Kur'an-ı Kerim ve Türkçe Meali Sayfa 383
64. Yoksa yaradılmışları ibda edip (açığa çıkarıp) sonra onu (ilk hâline - hakikatine) iade eden; sizi semâdan ve arzdan yaşam gıdasıyla besleyen mi? Allâh yanı sıra tanrı mı? De ki: "Hadi getirin kesin kanıtınızı, eğer doğru söyleyenler iseniz?"
65. De ki: "Semâlarda ve arzda gaybı Allâh'tan başka kimse bilmez. . . Ne zaman bâ's olunacaklarına da şuurları yoktur!"
66. Hâlbuki sonsuz gelecek yaşam hakkında onların bilgileri birikmiştir. Hayır, onlar ondan kuşku içindeler. . . Hayır, onlar ondan kördürler!
67. Hakikat bilgisini inkâr edenler dediler ki: "Biz ve atalarımız toprak olduğumuzda, gerçekten çıkarılacak mıyız?"

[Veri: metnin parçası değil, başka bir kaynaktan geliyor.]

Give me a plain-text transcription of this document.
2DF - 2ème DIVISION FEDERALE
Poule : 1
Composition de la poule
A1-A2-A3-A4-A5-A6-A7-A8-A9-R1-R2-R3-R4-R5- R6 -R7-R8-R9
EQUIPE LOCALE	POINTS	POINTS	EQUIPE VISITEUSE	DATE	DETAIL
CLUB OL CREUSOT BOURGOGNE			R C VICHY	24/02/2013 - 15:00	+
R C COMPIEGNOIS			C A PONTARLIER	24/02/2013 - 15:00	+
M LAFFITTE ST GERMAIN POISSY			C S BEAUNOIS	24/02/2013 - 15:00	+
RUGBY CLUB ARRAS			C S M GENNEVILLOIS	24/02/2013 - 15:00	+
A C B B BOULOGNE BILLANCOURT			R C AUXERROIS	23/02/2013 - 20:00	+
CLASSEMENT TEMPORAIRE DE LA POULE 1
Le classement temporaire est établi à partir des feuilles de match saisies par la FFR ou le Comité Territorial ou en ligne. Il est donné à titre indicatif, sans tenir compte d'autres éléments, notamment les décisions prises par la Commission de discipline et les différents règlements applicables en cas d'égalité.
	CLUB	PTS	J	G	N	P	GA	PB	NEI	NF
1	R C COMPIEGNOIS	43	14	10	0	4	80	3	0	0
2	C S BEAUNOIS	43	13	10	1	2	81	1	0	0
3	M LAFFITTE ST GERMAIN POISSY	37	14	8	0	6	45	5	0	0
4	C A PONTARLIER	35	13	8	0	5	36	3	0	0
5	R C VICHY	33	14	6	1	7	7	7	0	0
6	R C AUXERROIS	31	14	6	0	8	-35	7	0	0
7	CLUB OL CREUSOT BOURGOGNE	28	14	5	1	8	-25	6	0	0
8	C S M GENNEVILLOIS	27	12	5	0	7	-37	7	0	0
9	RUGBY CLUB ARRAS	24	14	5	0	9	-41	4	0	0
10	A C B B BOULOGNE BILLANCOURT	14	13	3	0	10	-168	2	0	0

68. "Andolsun ki biz de önceki atalarımız da bununla tehdit edildik! Bu eskilerin masallarından başka bir şey değil. "
69. De ki: "Arzda seyredin de, suçluların sonu nasıl oldu, bir bakın. "
70. Onlar üzerine mahzun olma. . . Kurmakta oldukları hilelerinden sıkıntı da duyma!
71. "Eğer doğru söylüyorsanız, bu tehdidiniz ne zaman?" derler.
72. De ki: "Acele istediğinizin bir kısmı belki de sizin arkanıza takılmıştır!"
73. Muhakkak ki senin Rabbin insanlara lütuf sahibidir. . . Fakat onların ekseriyeti şükretmezler.
74. Muhakkak ki senin Rabbin onların içlerinde sakladığını da, açığa vurduklarını da bilir.
75. Semâda ve arzda, hiçbir gayb yoktur ki mubiyn kitapta (kâinat kitabında - varlıkta apaçık ortada) olmasın! (Gayb oluşu algılayana GÖREdir! Allâh dilerse istediğine, gayb hükmünden çıkartır. )
76. Muhakkak ki şu Kur'ân, İsrailoğullarına, hakkında ayrılığa düştükleri şeyin çoğunluğunu hikâye edip açıklıyor.